Nach Ansicht des BAG konnte die Beklagte, bzw. ihr Bevollmächtigter nicht darlegen, dass sie ohne zurechenbares Verschulden die Frist zur Begründung der Revision versäumt hat. Hierzu führt das BAG wie folgt aus:

Der Prozessbevollmächtigte der Beklagten hat anwaltlich versichert, dass er am 3. Mai 2010 verfügt habe, entgegen der anfänglichen Absicht den bereits gefertigten und unterzeichneten Revisionsbegründungsschriftsatz getrennt von dem Revisionsschriftsatz und im Gegensatz zu diesem nicht per Fax, sondern per Post zu übermitteln. Die von ihr beauftragte Dezernatsleiterin S hat eidesstattlich versichert, dass sich der unterzeichnete Revisionsbegründungsschriftsatz in der Postmappe befunden habe, den sie an den Arbeitsplatz Postausgang weitergeleitet habe. Der weitere Ablauf bleibt jedoch offen. Wie der Schriftsatz zum Arbeitsplatz Postausgang gelangt sein soll und durch wen dies erfolgt ist, ist nicht dargelegt. Auch aus der beigefügten Ablaufbeschreibung der Kanzlei ergeben sich keine genauen Angaben, wie der Weg zum Arbeitsplatz Postausgang organisiert ist. Außerdem ergibt sich aus der eidesstattlichen Versicherung der Dezernatsleiterin nicht mit hinreichender Deutlichkeit, dass bei dem Arbeitsplatz Postausgang, auf den es ankommt, keine Post liegen geblieben ist und woher sie diese Kenntnis bezieht. Sollte sich die anwaltliche Versicherung der Beklagtenvertreterin selbst hierauf beziehen, ist nicht dargelegt, woher die Prozessbevollmächtigte diese Kenntnis erlangt hat, denn die Abläufe am Arbeitsplatz Postausgang liegen auch bei ihr grundsätzlich außerhalb ihrer persönlichen Wahrnehmung. Die zu den Akten gereichte allgemeine Ablaufbeschreibung und die behauptete Zertifizierung nach DIN ISO 9001 reichen als Beleg für ein fehlendes Verschulden insoweit nicht aus.

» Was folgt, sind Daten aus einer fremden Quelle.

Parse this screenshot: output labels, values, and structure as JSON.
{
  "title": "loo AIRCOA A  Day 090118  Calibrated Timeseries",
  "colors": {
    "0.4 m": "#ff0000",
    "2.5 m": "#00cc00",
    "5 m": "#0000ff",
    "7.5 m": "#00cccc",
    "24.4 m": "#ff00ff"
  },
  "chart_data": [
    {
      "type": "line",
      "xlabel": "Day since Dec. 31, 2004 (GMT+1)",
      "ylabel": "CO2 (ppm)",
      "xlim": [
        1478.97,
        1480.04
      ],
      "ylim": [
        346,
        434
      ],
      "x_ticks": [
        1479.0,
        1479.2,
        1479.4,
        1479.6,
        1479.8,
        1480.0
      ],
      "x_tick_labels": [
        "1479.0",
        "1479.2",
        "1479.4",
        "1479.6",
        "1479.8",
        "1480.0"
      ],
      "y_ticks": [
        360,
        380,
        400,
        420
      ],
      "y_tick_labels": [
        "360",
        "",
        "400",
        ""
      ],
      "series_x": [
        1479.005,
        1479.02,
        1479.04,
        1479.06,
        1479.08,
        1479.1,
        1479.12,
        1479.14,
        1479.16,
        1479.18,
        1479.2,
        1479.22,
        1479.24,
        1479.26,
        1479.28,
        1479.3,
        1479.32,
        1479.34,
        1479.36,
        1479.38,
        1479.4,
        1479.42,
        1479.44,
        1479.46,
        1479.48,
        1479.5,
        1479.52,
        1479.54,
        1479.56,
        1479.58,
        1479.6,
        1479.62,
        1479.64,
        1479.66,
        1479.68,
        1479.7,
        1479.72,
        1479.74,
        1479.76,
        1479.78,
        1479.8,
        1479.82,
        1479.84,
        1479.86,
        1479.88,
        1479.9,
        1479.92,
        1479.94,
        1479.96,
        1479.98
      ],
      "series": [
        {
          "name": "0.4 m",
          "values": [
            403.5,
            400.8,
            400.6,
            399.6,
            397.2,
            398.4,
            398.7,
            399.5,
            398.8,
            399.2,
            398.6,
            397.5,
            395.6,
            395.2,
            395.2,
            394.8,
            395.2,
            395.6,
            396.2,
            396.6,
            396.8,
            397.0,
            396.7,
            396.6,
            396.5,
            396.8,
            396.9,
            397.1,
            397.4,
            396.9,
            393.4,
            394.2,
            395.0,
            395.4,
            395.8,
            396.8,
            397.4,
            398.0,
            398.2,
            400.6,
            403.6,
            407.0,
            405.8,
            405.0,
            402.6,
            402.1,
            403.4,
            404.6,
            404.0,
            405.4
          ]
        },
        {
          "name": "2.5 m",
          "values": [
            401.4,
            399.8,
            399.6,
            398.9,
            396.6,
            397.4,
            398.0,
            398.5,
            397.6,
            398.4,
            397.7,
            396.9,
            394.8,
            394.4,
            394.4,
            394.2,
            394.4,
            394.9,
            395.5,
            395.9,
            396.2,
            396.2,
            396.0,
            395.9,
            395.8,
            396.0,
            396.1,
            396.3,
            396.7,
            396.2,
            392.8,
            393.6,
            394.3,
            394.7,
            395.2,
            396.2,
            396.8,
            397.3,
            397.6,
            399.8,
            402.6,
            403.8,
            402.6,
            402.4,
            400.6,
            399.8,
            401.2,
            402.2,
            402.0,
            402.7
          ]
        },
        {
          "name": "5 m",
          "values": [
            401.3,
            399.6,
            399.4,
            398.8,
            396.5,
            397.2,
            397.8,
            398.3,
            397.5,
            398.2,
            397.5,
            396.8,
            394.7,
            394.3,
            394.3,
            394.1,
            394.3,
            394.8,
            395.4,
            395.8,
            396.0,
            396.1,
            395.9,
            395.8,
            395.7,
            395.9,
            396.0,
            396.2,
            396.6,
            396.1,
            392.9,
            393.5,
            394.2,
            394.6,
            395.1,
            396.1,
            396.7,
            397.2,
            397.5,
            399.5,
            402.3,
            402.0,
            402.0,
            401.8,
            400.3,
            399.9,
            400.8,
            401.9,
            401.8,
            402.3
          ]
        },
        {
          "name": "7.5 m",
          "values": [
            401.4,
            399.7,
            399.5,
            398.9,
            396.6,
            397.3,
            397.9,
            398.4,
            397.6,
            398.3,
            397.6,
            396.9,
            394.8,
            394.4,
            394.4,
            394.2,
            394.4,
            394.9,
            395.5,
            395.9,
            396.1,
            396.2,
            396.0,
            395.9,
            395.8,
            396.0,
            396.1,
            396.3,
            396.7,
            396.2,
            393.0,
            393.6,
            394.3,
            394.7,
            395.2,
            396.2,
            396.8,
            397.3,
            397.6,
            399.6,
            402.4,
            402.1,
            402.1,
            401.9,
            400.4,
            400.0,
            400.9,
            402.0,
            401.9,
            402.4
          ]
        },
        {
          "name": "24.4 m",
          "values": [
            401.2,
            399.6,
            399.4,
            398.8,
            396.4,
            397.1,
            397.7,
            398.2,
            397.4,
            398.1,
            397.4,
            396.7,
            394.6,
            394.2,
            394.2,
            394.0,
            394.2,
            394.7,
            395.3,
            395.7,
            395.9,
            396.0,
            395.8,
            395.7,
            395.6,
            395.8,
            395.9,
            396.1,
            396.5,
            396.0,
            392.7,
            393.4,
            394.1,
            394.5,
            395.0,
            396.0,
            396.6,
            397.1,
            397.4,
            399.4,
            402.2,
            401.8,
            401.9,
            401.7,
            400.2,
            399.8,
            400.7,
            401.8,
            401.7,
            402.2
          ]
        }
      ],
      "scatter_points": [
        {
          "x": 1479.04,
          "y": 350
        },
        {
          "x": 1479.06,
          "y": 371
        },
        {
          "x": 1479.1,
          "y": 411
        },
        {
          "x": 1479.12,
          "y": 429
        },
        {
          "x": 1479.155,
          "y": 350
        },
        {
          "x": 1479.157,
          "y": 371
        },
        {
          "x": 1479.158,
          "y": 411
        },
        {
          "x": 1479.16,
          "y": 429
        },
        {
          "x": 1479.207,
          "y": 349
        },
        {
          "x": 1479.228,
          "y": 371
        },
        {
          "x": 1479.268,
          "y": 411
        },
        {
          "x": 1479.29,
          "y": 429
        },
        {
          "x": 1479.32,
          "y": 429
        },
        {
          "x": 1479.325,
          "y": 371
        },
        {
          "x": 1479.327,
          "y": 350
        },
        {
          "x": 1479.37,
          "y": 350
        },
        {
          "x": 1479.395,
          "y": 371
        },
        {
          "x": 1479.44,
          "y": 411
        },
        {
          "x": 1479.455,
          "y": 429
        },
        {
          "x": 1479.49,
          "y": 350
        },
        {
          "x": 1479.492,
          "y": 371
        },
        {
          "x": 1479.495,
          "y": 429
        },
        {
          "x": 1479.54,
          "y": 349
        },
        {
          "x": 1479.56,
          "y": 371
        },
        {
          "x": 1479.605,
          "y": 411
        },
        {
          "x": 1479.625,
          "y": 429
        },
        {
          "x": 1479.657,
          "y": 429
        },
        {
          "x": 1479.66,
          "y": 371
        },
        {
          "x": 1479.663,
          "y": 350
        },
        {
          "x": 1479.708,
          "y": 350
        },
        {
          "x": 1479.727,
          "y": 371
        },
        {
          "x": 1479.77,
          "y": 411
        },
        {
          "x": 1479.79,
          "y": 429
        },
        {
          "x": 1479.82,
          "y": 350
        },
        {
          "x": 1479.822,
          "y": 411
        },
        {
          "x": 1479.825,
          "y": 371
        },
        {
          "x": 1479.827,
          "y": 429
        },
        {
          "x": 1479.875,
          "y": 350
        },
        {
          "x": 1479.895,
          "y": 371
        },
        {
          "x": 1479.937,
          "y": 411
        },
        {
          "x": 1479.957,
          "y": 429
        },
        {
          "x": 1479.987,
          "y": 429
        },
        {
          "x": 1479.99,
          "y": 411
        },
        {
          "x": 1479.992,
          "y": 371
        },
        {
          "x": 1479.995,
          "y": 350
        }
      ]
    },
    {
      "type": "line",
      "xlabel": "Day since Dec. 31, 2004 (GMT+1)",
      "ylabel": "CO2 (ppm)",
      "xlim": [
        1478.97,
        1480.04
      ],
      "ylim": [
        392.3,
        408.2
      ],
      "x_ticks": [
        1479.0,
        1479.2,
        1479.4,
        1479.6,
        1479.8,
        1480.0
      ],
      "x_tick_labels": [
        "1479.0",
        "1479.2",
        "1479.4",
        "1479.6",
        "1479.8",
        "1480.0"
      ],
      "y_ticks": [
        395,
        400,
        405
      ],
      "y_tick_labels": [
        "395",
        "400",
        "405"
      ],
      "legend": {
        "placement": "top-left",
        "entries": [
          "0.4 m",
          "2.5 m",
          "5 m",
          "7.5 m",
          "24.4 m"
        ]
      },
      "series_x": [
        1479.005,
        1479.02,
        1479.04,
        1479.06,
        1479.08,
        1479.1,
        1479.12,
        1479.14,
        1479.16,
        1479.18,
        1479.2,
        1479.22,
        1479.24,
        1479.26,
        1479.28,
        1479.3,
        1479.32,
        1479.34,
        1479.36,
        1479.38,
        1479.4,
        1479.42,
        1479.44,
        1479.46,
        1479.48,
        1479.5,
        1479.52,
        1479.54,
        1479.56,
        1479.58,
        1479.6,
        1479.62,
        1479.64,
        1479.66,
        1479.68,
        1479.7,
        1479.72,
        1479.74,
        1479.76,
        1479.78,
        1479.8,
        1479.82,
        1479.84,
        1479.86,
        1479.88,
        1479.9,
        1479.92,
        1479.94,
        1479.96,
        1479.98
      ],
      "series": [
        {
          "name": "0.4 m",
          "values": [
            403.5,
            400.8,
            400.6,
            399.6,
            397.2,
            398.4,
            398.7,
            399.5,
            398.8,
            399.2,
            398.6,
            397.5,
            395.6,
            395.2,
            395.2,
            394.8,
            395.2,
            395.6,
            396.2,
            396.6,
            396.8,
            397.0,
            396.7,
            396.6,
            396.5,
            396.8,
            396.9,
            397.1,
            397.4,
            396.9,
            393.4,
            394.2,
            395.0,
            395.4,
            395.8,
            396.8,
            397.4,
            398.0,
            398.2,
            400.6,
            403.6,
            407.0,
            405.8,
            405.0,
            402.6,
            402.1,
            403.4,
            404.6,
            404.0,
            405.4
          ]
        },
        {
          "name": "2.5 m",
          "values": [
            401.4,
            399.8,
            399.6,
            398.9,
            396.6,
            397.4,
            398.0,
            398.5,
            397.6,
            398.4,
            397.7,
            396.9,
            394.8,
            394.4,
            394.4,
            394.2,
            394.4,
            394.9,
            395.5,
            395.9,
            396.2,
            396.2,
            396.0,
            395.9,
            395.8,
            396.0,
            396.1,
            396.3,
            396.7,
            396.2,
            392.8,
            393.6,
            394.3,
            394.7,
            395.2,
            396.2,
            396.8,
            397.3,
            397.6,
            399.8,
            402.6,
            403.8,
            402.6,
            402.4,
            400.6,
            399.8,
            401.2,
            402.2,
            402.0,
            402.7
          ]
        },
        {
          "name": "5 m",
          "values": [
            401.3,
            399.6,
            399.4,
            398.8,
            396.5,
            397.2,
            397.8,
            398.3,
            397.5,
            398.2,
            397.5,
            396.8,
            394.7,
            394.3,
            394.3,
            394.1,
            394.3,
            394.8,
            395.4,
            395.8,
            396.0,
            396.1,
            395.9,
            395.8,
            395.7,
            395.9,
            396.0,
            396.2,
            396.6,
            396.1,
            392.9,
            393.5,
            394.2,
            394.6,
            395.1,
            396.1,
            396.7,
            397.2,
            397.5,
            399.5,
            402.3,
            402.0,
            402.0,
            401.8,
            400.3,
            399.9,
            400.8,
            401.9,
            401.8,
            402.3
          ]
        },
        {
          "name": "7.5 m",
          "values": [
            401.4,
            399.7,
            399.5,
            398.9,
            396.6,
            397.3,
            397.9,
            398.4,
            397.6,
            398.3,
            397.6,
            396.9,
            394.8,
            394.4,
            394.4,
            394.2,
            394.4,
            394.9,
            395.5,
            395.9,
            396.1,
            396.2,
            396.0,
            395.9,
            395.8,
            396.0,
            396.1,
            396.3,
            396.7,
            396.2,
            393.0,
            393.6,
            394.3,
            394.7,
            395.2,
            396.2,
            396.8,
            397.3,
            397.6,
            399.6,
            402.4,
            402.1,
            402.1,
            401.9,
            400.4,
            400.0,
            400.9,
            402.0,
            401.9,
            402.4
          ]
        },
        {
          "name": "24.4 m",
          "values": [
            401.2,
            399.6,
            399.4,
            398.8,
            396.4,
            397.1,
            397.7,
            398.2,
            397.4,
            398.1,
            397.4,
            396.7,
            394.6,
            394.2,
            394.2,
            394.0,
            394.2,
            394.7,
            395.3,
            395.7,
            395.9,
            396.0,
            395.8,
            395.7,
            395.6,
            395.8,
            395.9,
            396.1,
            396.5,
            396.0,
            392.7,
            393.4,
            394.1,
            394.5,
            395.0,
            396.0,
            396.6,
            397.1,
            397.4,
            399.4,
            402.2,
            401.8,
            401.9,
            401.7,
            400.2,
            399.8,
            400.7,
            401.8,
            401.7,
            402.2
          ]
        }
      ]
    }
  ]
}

Zudem hat die Beklagte nicht dargelegt, ob, von wem und wann aufgrund welcher tatsächlichen Feststellungen die Revisionsbegründungsfrist im Fristenkalender gestrichen worden ist.

Im Übrigen ist die Behauptung der Beklagten, die Post sei von einem der sechs Auszubildenden einkuvertiert, frankiert und zum Briefkasten gebracht worden, nicht hinreichend belegt worden. Insbesondere nicht durch die anwaltliche Versicherung, denn aus dieser ergibt sich nicht, woher die Dezernatsleiterin ihre Kenntnis bezogen haben könnte. Schließlich fehlen Angaben zur Zuverlässigkeit der Auszubildenden und zu einer entsprechenden, sei es auch nur stichprobenartigen, Überwachung und Kontrolle durch die Prozessbevollmächtigte.